UNICEF, the United Nations International Children’s Emergency Fund, released a study today that addresses school closures around the world. Its verdict: Keeping children at home is causing significant, long-lasting harm, and has not been effective in curbing the spread of the virus.
“Unless the global community urgently changes priorities, the potential of this generation of young people may well be lost,” UNICEF warned.
The biggest effect of the pandemic on young people involves poverty, according to UNICEF. About 140 million kids are now living in poverty because of the pandemic.
But the next biggest effect of Covid-19 on kids is the fact that their schools have been closed to in-person learning. The peak of pandemic-related school closures affected close to 90 percent of students around the world, with more than 111 million students residing in the least developed countries.
When school buildings cannot support in-person instruction in the US, many districts use e-learning or a hybrid of e-learning and in-person instruction. This has brought another problem into the spotlight: the unequal access kids and their families have to broadband internet.
Just yesterday, as I walked into a Burger King near my home, I saw three high school-aged students sitting at a table outside the restaurant. They were there to use the WiFi, because they did not have access to WiFi in their homes. I asked them what they did when it rained, and they told me they are able to go inside the restaurant to attend their virtual classes.
Around the country and world, though, the “uneven access to digital learning resources and parental support are amplifying the digital divide and inequalities among young people,” UNICEF’s report states.
Editorial
As an educator, I am 100 percent sure we will be able to catch kids up in math for the learning they lose during the pandemic. I am 100 percent sure we’ll be able to make up for what they are losing due to the ineffectiveness of e-learning, compared with in-person instruction, which is what our school curricula assumed would happen when learning projections and trajectories were adopted by states or districts.

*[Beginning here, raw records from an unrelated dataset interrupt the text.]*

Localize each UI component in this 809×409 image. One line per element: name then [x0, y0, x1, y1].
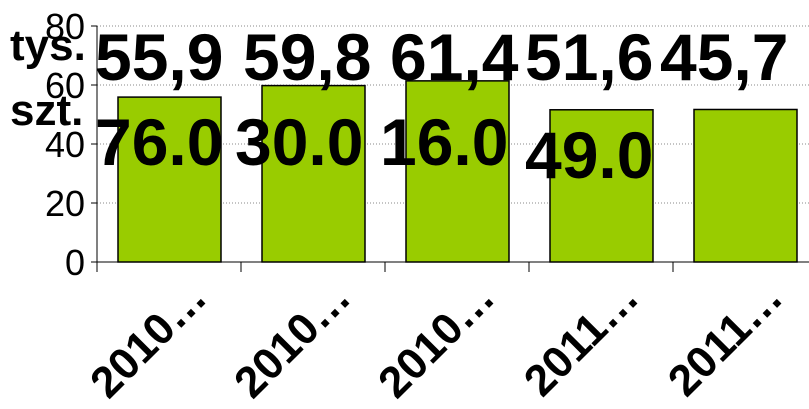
annotation: 30.0 [235, 105, 363, 179]
y-tick-label: 20 [45, 183, 85, 224]
y-axis-label: tys. [10, 21, 86, 70]
x-tick-label: 2010… [81, 272, 216, 407]
y-tick-label: 80 [45, 6, 85, 47]
y-tick-label: 0 [65, 242, 85, 283]
bar [405, 80, 510, 263]
annotation: 49.0 [525, 118, 653, 192]
annotation: 45,7 [660, 20, 788, 94]
x-tick-label: 2011… [659, 272, 792, 405]
y-axis-label: szt. [10, 86, 83, 135]
y-tick-label: 40 [45, 124, 85, 165]
annotation: 16.0 [380, 105, 508, 179]
y-tick-label: 60 [45, 65, 85, 106]
x-tick-label: 2011… [515, 272, 648, 405]
bar [261, 84, 366, 263]
annotation: 55,9 [95, 20, 223, 94]
annotation: 76.0 [95, 105, 223, 179]
x-tick-label: 2010… [225, 272, 360, 407]
annotation: 51,6 [525, 20, 653, 94]
bar [693, 108, 798, 263]
annotation: 59,8 [243, 20, 371, 94]
bar [117, 96, 222, 263]
x-tick-label: 2010… [369, 272, 504, 407]
annotation: 61,4 [390, 20, 519, 94]
bar [549, 109, 654, 263]
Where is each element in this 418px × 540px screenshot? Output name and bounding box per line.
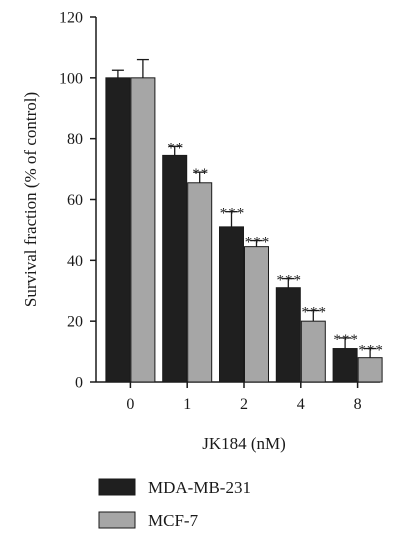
- significance-label: ***: [333, 332, 359, 348]
- y-tick-label: 40: [67, 253, 83, 270]
- bar: [187, 182, 213, 383]
- bar: [275, 287, 301, 383]
- y-tick-label: 100: [59, 70, 83, 87]
- bar: [244, 246, 269, 383]
- x-tick-label: 8: [354, 396, 362, 413]
- chart-bars: **********************: [105, 58, 384, 383]
- x-tick-label: 0: [126, 396, 134, 413]
- y-tick-label: 0: [75, 375, 83, 392]
- y-axis-label: Survival fraction (% of control): [21, 92, 40, 307]
- significance-label: ***: [220, 206, 246, 222]
- chart-legend: MDA-MB-231 MCF-7: [98, 478, 251, 530]
- legend-label: MDA-MB-231: [148, 478, 251, 497]
- significance-label: **: [192, 166, 209, 182]
- bar: [357, 357, 383, 383]
- chart-labels: JK184 (nM) Survival fraction (% of contr…: [21, 92, 286, 453]
- significance-label: **: [167, 140, 184, 156]
- legend-swatch: [98, 511, 136, 529]
- y-tick-label: 80: [67, 131, 83, 148]
- bar: [130, 77, 156, 383]
- bar: [105, 77, 131, 383]
- y-tick-label: 120: [59, 10, 83, 27]
- legend-swatch: [98, 478, 136, 496]
- significance-label: ***: [277, 273, 303, 289]
- x-axis-label: JK184 (nM): [202, 434, 286, 453]
- x-tick-label: 2: [240, 396, 248, 413]
- y-tick-label: 60: [67, 192, 83, 209]
- x-tick-label: 1: [183, 396, 191, 413]
- y-tick-label: 20: [67, 314, 83, 331]
- chart-axes: 0 20 40 60 80 100 120 0 1 2 4 8: [59, 10, 380, 413]
- bar: [300, 320, 326, 383]
- significance-label: ***: [245, 235, 271, 251]
- legend-label: MCF-7: [148, 511, 199, 530]
- significance-label: ***: [302, 305, 328, 321]
- x-tick-label: 4: [297, 396, 305, 413]
- significance-label: ***: [358, 343, 384, 359]
- bar: [219, 226, 244, 383]
- bar: [332, 348, 358, 383]
- bar: [162, 154, 188, 383]
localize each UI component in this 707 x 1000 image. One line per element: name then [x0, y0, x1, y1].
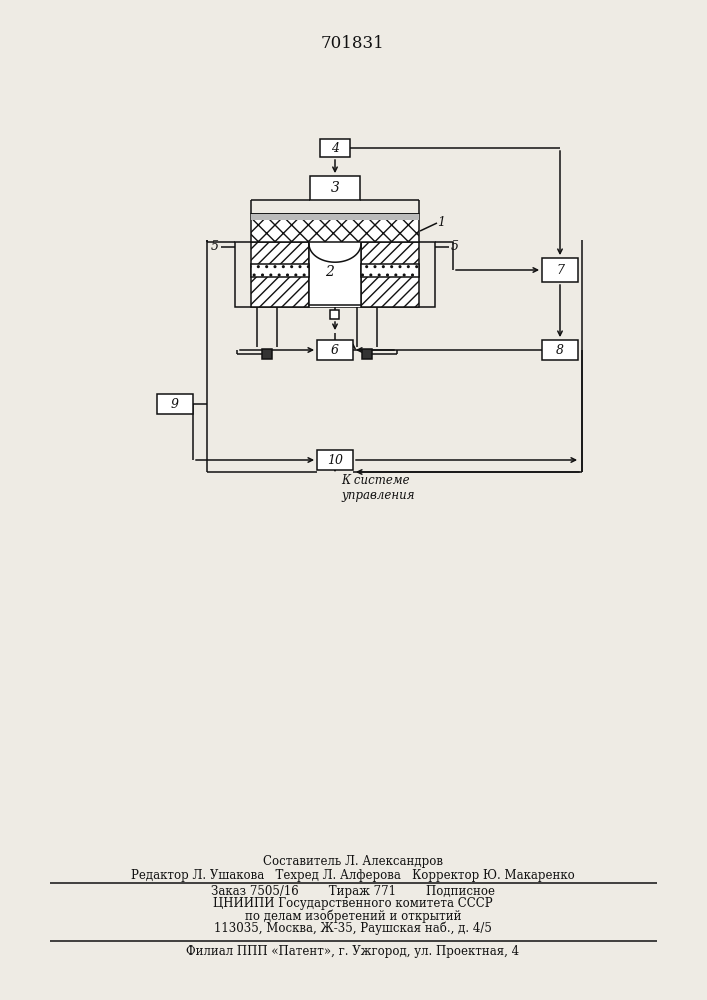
Bar — [251, 242, 309, 306]
Text: 1: 1 — [437, 217, 445, 230]
Text: 701831: 701831 — [321, 35, 385, 52]
Text: 6: 6 — [331, 344, 339, 357]
Bar — [542, 340, 578, 360]
Text: ЦНИИПИ Государственного комитета СССР: ЦНИИПИ Государственного комитета СССР — [214, 898, 493, 910]
Text: 9: 9 — [171, 397, 179, 410]
Bar — [317, 340, 353, 360]
Bar — [330, 310, 339, 319]
Text: 2: 2 — [325, 265, 334, 279]
Bar — [251, 214, 419, 242]
Bar — [235, 241, 435, 306]
Bar — [251, 264, 309, 277]
Text: 5: 5 — [451, 240, 459, 253]
Text: 5: 5 — [211, 240, 219, 253]
Text: по делам изобретений и открытий: по делам изобретений и открытий — [245, 909, 461, 923]
Text: 4: 4 — [331, 141, 339, 154]
Bar — [320, 139, 350, 157]
Text: 10: 10 — [327, 454, 343, 466]
Text: 3: 3 — [331, 181, 339, 195]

In that sense, then, putting the lives of teachers, lunch ladies, bus drivers, other paraprofessionals, and their families at risk is a tough call, especially given inconsistent enforcement or even understanding of safety protocols in the US and in our school districts.
I am also 100 percent in favor of using technology in the classroom and outside the classroom to supplement learning. But accessing material online is very different from learning online. Participating in a business meeting where spreadsheets and screenshots are exchanged is very different from the social learning that takes place when kids bounce ideas off each other in a vibrant classroom discussion. A raised hand or smily face in a chat window on Zoom is very different from the light in a kid’s eyes when something clicks.
This is why e-learning doesn’t work, not to mention the increased demand the pandemic has put on our mental health facilities and specialists. A UN policy brief entitled “COVID-19 and the Need for Action on Mental Health” shows that almost three-fourths of mental health services for children and adolescents are disrupted because of the pandemic, mostly because those services are typically delivered through school-based mental health professionals.
The lack of access to mental health professionals has been made worse by children missing out on peer support and many big moments in their lives (starting high school, Homecoming, graduation ceremonies, fine arts performances, sports activities, and so on) that are all tied to their schools.
Some students are trying to fill in the gaps. Just to my south, in Anne Arundel County, Maryland, students have produced a 90-minute online discussion about coping with mental health issues during the pandemic, WBAL-TV reports.
The Anne Arundel County Mental Health Agency’s Community Warmline has experienced a 50 percent increase in call volume during the months of September and October, compared to the same period a year ago.
States have also been rendered less able to track student progress, as statewide exams used for federal accountability purposes have largely been cancelled. And even if those exams can be given this spring, it is unclear what they will show, given the learning loss now occurring, especially in economically disadvantaged students, due to the pandemic.
“Whether it’s the instant loss of income that so many parents face as a result of COVID‑19 or the austerity measures that may follow, children and us young people are currently and will bear the brunt of this pandemic long after the virus itself has been eradicated,” said Djibouti Haissama on the Voices of Youth blog.
Since 1990, World Children’s Day, which is celebrated on November 20, has marked the anniversary of the date that the UN General Assembly adopted both the Declaration and the Convention on children’s rights.